3 Isolates from each of the 35 caries-active subjects and 35 caries-free subjects (N = 70, total 210 isolates)

Number of Genotypes	1	2	3	4	More Than 4
Number of caries-free Subjects	13	8	6	3	1
Number of caries-active Subjects	19	9	5	2	0
Total individuals by genotypes	32	17	11	5	1

Discussion

The primary microorganisms in the oral cavity are the Mutans streptococci, particularly S mutans. They facilitate the maintenance of normal ecological balance. Hence, they are considered to be the principal etiological agents of dental caries [18]. Literature search showed that S mutans can be isolated from both caries-active and caries-free individuals. Previous studies have also shown a difference in the S mutans genotypes isolated from caries-active and caries-free individuals [10,13]. Since there were no studies in the literature that evaluated this diversity in the Indian population, the present study was undertaken.

Determining the number of S mutans in saliva and plaque has been used to predict individuals’ susceptibility to caries for many years [19]. In our study, it was found that the CFU value of S mutans was higher in caries-active subjects than in caries-free subjects. This difference in the mean CFU between the two groups was found to be statistically significant. Though the number of S mutans differed among caries-active and caries-free individuals, yet the number of S mutans may not be the only determinant for the caries process. The character of the microorganisms may influence this process [20].

Colonization of particular genotypes of S mutans leading to caries activity is a commonly identified character in dental caries [6]. Our study was thus designed to compare the genotypic diversity of S mutans in caries-active and caries-free individuals using AP-PCR. AP-PCR has been used to evaluate the genotypic profile of S mutans in this study. Several comparisons done with other genotyping techniques have assured the validity of the AP-PCR technique in genotypic identification of microorganisms [13,16, 21-23].

AP-PCR analysis of the 210 isolates from 105 caries-active and caries-free subjects showed 135 different S mutans genotypes.
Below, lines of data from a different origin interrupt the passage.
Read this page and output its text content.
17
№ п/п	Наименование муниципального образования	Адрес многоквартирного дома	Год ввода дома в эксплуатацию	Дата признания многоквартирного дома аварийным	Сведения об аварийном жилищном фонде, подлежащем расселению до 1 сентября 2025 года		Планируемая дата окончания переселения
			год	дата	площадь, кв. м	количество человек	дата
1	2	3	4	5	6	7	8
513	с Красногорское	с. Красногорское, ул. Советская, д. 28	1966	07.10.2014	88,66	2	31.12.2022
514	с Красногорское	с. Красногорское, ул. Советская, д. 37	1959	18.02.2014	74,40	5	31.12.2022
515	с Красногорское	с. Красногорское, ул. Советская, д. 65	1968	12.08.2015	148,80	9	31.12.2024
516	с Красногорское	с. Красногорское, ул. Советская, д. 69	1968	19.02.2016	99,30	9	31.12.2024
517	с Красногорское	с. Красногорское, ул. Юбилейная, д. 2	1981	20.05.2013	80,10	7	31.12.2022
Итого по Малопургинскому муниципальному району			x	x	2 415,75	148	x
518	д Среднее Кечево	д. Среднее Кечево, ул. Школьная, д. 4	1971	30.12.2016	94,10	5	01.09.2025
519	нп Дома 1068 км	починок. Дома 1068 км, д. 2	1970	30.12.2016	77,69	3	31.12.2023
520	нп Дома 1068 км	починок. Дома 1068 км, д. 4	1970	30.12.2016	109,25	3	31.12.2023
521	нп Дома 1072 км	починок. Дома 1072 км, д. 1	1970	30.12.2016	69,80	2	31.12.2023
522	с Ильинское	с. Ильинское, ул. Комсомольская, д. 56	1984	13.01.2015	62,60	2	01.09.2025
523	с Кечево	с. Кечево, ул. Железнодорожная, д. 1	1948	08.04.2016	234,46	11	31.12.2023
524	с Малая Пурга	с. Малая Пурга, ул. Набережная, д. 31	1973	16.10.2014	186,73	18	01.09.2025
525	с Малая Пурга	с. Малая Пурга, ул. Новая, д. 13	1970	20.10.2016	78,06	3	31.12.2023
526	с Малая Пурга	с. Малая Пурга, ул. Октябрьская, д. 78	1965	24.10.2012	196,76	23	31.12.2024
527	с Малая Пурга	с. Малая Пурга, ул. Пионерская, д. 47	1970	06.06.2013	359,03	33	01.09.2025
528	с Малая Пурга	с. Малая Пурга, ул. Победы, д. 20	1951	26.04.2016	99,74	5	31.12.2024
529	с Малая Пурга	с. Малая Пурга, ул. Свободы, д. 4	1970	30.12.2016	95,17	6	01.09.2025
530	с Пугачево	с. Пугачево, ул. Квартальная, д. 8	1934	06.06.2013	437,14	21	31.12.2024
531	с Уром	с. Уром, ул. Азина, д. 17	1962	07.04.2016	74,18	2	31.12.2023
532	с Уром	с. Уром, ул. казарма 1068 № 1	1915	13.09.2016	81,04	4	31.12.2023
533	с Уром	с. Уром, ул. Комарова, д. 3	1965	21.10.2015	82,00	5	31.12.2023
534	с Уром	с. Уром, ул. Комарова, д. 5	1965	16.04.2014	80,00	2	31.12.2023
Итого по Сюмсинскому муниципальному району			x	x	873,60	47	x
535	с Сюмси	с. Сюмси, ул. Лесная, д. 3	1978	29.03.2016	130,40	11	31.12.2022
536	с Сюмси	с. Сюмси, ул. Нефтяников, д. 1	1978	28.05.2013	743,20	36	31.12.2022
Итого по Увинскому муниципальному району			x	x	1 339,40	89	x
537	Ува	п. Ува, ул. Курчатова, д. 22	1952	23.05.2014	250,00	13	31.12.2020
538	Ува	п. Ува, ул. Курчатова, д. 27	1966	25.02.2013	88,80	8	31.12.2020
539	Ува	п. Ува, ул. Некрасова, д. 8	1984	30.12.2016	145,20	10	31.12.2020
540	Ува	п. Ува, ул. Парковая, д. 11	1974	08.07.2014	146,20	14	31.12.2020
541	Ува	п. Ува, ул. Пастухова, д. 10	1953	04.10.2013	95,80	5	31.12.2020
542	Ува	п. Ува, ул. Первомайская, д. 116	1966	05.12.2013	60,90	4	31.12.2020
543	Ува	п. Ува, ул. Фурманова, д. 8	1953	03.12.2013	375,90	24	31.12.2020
Among 135 genotypes, 65 genotypes of S mutans were detected in caries-free subjects and 60 genotypes in caries-active subjects with each of them harboring 0 to four genotypes. This demonstrates the genetic variability of S mutans in caries-active and caries-free individuals. Among the caries-free group, 13 subjects (41.9%) had a single genotype, eight subjects had two genotypes (25.8%), six subjects (19.4%) had three genotypes, three subjects (9.7%) had four genotypes and one subject (3.2%) had more than four genotypes among the caries-free group. Among the caries-active group 19 subjects (54.3%) had a single genotype, nine subjects (25.7%) had two genotypes, five subjects (14.3%) had three genotypes and two subjects (5.7%) had four genotypes. These results suggest that there is a difference in the number of S mutans genotypes present in caries-active and caries-free subjects. Both caries-active and caries-free subjects did not demonstrate a single dominant genotype. The results of our study were in concurrence with the results of Jiang et al. [24].

The present study also demonstrated that caries-active individuals showed lesser genetic polymorphisms than those individuals without caries. Our results were similar to the results obtained by Jiang et al. [24] and differed from Napimoga’s study which showed that caries-active individuals harbored more genotypes [8].

Grönroos and Alaluusua [25] suggested that S mutans clones might selectively colonize specific hard-tissue sites. Our study failed to analyze the predominance of specific genotype in different sites in the oral cavity. One limitation of the study is the less sample size in a limited population. In addition to this, the clinical status of the oral cavity was also not analyzed. Further research in larger populations with cultural variability is required to generalize the results of the study.

Conclusions

Thus, within the limitations of the present study, it can be concluded that different genotypic pattern was present in caries-free and caries-active. This indicates the presence of genetic polymorphism among the Streptococcus mutans strains. There was no particular genotype of S mutans that was uniquely present in subjects in caries-active and caries-free individuals.